Die Glövziner hatten, furchtsam bis verzweifelt, eine Armee erwartet; sie waren auf horrende Untermenschen mit Bajonetten zwischen den Zähnen eingestellt, die den deutschen Frauen die Brüste abschneiden und deren Kinder in die Jauchegruben werfen würden; sie hatten das Ende und die Hölle gleichzeitig erwartet, mindestens aber etwas Artillerie und wenigstens ein paar Panzer, aber statt dessen wurden sie von einer liederlich wirkenden eurasischen Völkerwanderung wie in einem sie plötzlich einschließenden Strom umflossen, der aus anderer Zeiten tiefer Räume zu kommen schien, die Flut fremder Völkerschaften, eine wild andriftende Horde, die über Tausende Kilometer allein dem Grinsen des Todes in die leer klaffenden Augenhöhlen gesehen hatte und die nun längst in diesem ihnen so fernen Deutschland angekommen, von dem der große Krieg also ausgegangen war, der sie alle getroffen und entwurzelt hatte.
Pferde über Pferde, ein paar flache Panjewagen, zunächst gar keine Panzer, nicht mal Lastkraftwagen. So viele sie zu sein schienen, so viele hatten sie auf ihrem Weg von Taganrog am Asowschen Meer, wo ihre Division aufgestellt worden war, bis hierher schon verloren, in ein Land vordringend, das ihnen so sauber und ordentlich aussah, als hätte es gar keinen Krieg geführt, schon gar nicht den größten aller Zeiten.

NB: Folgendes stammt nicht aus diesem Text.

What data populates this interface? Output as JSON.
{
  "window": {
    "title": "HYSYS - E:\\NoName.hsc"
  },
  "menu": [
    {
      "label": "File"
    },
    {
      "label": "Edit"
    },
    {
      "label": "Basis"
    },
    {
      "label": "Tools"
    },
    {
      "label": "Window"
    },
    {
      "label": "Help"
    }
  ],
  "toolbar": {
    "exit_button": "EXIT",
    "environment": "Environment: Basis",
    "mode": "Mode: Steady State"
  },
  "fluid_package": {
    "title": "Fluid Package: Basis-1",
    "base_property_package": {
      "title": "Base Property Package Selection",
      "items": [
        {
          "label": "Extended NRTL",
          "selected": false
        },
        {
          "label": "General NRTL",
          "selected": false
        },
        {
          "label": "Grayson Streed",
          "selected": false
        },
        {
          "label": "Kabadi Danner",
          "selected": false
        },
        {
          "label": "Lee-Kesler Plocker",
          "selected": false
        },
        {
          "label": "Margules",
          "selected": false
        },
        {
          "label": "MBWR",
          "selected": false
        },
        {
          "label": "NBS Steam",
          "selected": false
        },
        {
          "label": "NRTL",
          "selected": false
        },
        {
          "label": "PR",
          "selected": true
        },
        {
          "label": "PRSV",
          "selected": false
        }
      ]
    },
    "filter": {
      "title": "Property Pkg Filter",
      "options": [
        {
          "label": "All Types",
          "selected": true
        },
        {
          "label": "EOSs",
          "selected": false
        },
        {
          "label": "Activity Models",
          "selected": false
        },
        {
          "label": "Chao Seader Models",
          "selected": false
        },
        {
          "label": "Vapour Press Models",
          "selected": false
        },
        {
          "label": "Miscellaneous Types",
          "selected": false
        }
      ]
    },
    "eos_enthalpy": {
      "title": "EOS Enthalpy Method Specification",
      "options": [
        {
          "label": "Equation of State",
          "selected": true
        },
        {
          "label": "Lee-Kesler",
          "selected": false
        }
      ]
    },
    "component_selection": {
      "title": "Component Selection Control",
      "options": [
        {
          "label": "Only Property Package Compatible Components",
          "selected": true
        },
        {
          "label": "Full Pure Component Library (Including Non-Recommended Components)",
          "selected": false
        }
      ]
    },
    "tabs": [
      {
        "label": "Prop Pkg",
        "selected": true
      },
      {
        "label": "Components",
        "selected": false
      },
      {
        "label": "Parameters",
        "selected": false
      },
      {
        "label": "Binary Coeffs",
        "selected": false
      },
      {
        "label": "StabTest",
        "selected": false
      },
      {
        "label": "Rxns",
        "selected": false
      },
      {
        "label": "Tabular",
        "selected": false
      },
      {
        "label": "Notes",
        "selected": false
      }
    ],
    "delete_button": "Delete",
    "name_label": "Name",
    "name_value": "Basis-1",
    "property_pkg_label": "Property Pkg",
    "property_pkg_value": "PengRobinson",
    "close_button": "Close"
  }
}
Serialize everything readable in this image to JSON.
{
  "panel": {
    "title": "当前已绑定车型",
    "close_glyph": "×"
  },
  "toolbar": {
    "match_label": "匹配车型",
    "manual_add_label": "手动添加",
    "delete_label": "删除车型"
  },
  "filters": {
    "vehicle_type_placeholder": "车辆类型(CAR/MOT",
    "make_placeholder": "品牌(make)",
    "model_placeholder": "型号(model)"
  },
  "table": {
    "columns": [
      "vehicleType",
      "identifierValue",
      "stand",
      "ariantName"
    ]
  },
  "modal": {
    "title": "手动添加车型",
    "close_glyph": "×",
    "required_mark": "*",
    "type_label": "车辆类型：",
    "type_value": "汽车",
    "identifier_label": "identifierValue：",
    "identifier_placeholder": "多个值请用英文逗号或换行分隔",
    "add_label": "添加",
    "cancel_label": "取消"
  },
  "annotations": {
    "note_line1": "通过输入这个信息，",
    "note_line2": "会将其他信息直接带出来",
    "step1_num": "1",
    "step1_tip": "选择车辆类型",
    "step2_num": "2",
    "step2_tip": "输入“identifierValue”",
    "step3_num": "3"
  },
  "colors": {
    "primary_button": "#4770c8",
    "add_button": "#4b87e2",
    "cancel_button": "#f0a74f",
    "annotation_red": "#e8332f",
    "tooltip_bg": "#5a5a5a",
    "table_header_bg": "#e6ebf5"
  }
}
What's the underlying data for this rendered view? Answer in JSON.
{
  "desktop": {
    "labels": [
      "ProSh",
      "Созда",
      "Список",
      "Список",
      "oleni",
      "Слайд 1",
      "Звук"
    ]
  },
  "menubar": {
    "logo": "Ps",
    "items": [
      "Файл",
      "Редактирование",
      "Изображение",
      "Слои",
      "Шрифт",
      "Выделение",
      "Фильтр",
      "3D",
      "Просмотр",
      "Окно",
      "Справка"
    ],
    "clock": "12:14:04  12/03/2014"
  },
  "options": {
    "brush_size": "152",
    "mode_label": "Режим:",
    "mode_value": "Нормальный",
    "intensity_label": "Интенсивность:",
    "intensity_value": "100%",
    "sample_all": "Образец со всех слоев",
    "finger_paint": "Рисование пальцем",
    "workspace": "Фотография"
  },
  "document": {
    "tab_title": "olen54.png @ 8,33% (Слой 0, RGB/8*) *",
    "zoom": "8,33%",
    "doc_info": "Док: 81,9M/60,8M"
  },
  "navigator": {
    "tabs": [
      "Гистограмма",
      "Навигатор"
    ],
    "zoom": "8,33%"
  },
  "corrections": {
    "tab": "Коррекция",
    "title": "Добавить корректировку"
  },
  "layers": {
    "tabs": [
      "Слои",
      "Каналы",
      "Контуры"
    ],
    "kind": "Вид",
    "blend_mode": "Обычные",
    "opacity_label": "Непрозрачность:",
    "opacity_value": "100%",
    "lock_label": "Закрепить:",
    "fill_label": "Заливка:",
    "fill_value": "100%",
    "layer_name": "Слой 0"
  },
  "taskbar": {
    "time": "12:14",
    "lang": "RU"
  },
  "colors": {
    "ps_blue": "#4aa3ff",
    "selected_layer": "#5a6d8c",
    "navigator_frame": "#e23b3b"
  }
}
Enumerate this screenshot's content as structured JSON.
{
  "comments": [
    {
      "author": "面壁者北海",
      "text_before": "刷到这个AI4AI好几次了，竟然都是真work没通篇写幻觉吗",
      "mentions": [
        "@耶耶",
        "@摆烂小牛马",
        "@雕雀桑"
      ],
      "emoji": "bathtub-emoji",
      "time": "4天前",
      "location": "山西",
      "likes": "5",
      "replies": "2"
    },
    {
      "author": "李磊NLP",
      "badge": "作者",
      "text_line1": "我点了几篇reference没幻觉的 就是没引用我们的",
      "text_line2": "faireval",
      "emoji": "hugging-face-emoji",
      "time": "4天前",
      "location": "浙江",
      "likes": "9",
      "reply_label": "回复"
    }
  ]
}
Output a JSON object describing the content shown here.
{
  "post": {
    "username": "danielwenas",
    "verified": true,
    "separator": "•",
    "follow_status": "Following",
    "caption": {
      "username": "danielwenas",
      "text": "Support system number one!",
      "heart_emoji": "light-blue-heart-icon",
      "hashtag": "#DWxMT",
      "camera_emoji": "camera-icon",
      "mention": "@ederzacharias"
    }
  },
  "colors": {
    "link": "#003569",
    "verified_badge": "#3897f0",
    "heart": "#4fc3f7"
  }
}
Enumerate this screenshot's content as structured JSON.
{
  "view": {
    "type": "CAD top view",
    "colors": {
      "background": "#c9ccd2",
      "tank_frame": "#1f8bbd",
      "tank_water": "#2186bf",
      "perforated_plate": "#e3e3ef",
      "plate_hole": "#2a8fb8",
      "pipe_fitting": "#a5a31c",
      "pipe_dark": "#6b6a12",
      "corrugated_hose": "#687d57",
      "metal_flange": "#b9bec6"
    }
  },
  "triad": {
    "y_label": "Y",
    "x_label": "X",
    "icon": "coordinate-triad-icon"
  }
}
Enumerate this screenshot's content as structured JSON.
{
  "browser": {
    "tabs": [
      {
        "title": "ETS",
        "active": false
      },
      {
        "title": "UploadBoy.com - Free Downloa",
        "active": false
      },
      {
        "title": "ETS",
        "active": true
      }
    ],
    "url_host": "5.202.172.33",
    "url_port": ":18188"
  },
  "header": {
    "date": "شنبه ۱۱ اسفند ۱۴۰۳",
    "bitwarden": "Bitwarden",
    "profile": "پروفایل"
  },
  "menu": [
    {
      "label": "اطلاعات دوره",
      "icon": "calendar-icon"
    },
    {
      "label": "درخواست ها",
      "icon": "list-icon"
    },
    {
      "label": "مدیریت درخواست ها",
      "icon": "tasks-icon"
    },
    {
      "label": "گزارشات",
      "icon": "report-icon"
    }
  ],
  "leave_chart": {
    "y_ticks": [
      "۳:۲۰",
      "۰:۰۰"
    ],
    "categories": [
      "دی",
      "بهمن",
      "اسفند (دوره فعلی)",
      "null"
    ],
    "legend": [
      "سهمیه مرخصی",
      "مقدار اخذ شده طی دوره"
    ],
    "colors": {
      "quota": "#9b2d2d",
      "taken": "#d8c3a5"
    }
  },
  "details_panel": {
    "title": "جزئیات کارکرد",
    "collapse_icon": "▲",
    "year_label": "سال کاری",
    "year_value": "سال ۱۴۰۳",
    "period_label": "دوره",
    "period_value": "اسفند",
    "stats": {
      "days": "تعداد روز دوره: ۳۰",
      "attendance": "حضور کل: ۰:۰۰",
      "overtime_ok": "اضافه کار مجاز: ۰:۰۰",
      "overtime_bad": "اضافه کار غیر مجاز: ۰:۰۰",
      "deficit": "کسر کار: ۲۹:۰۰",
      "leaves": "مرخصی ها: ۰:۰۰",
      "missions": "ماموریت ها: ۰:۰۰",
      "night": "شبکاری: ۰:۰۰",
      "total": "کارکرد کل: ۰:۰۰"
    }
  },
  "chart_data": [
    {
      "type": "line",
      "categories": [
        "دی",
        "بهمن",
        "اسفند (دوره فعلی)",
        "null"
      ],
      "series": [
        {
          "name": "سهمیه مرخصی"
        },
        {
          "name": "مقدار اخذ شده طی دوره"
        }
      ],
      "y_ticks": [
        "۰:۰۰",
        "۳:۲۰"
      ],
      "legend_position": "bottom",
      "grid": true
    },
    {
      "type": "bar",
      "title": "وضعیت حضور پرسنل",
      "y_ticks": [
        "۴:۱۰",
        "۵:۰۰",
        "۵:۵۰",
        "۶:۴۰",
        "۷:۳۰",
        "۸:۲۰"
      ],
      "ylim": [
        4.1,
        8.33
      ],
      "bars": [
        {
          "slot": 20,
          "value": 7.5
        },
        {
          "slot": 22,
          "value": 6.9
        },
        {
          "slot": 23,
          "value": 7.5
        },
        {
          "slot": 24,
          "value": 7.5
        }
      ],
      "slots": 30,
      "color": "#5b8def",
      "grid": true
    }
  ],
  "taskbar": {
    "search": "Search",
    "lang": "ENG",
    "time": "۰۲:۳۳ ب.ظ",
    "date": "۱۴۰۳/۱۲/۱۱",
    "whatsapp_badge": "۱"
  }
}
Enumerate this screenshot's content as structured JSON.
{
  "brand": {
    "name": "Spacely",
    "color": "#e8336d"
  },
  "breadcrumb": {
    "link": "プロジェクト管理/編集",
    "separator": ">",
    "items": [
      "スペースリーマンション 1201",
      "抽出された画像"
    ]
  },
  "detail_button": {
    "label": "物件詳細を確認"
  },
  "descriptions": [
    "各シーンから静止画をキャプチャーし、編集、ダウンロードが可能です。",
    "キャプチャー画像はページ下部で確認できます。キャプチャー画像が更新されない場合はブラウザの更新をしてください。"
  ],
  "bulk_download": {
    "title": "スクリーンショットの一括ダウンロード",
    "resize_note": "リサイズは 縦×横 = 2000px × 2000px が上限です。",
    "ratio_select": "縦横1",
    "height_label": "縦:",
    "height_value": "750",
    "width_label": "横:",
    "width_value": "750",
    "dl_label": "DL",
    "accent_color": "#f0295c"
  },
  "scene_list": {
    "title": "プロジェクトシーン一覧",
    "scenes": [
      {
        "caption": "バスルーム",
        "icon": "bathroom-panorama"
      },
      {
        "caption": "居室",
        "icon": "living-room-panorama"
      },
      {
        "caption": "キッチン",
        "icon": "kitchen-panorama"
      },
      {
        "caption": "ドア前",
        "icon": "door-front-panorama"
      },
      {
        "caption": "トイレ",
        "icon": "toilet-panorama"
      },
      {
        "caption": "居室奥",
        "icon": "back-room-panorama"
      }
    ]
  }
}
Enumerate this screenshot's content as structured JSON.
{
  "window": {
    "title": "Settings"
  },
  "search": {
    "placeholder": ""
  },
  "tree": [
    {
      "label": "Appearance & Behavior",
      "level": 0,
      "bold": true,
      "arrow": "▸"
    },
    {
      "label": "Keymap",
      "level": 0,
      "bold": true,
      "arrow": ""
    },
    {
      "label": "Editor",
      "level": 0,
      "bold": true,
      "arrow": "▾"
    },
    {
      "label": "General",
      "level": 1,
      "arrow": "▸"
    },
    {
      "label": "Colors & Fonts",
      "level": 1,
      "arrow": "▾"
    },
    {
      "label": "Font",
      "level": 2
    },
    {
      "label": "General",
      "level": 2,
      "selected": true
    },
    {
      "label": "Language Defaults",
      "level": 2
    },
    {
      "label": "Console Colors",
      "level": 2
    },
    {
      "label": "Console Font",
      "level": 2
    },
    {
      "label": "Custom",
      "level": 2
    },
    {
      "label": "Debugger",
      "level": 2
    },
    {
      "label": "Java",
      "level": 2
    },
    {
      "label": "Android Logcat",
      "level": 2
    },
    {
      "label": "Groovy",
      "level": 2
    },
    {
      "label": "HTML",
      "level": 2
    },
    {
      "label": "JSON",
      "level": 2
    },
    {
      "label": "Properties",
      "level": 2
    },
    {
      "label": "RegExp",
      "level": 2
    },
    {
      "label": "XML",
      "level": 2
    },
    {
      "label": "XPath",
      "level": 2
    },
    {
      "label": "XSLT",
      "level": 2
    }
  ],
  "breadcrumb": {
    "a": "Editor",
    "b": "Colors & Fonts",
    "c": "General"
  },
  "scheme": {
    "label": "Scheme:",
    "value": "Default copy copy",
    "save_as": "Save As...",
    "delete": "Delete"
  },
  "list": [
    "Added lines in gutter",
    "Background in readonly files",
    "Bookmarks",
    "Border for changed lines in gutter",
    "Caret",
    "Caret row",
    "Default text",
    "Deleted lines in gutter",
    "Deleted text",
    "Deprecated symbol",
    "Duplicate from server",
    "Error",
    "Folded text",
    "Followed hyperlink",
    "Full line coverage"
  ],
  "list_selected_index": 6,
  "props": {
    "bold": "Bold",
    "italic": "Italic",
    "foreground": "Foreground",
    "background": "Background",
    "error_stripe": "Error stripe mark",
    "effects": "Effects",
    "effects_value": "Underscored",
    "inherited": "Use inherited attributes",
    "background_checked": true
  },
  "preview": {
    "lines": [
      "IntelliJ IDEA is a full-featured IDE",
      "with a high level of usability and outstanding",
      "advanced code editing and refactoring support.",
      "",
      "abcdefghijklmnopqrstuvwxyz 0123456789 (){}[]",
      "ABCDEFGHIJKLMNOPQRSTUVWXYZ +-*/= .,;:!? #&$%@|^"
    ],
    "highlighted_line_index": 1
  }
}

Nichts tickte mehr, man war angekommen im ersten Jahr danach
Und wo der grausige Kampf endete, da begann der schlimme Siegesschmaus. Die Soldaten, vielfach gute Bauernsöhne, versorgten als erstes ihr Vieh, und sie nahmen dazu, was die Scheunen und Speicher der Bauern hergaben. Die großen Wäscheschubladen wurden aus den Kommoden gezogen, ausgekippt, in die Höfe gestellt und mit Hafer gefüllt, damit Hunderte Pferde sich sattfressen konnten. Dann stärkte sich das vom Krieg ausgemergelte Volk selbst und hielt mit requirierten Schweinen und Rindern Schlachtefest, als wäre der Krieg genau hier und heute zu Ende.
Nach den Kohl- und Kaschamahlzeiten der Feldküchen floß der Wodka, die Zieharmonikas begannen zu spielen, und unter ihren Klängen wurden die Frauen gejagt, die sich aus den Verstecken gewagt hatten, um, gestern noch Herrinnen über Scheuer und Faß, sich mit verschränkten Armen vor ihren Besitz zu stellen. Am Abend des Sieges über Glövzin waren viele von ihnen geschändet und die Männer und Wohnzimmer ohne Uhren. Nichts tickte mehr, das Warten hatte ein Ende. Man war angekommen im ersten Jahr danach. Obwohl niemand wußte, wohin sie einen tragen würde, verging sie wieder, die Zeit, denn die Zeit selbst brauchte gar keine Uhren.
In seinem Garten, an einem alten Apfelbaum unter früh weißblühenden Zweigen, baumelte sanft der Ortsbauernführer wie eine überreife Frucht. Im Gras lag sein Hut. Frieden hielt Einzug, und die alte Frau Ortmann ging, eine Blechschale Kapusta in ihren Händen und noch immer in ihr weißes Laken gehüllt, wie ein stilles Gespenst zwischen den fremden Soldaten herum, die ihr sogar ein Feldkäppi aufgesetzt hatten. Ebenso wie am Morgen interessierte sich auch jetzt niemand für sie.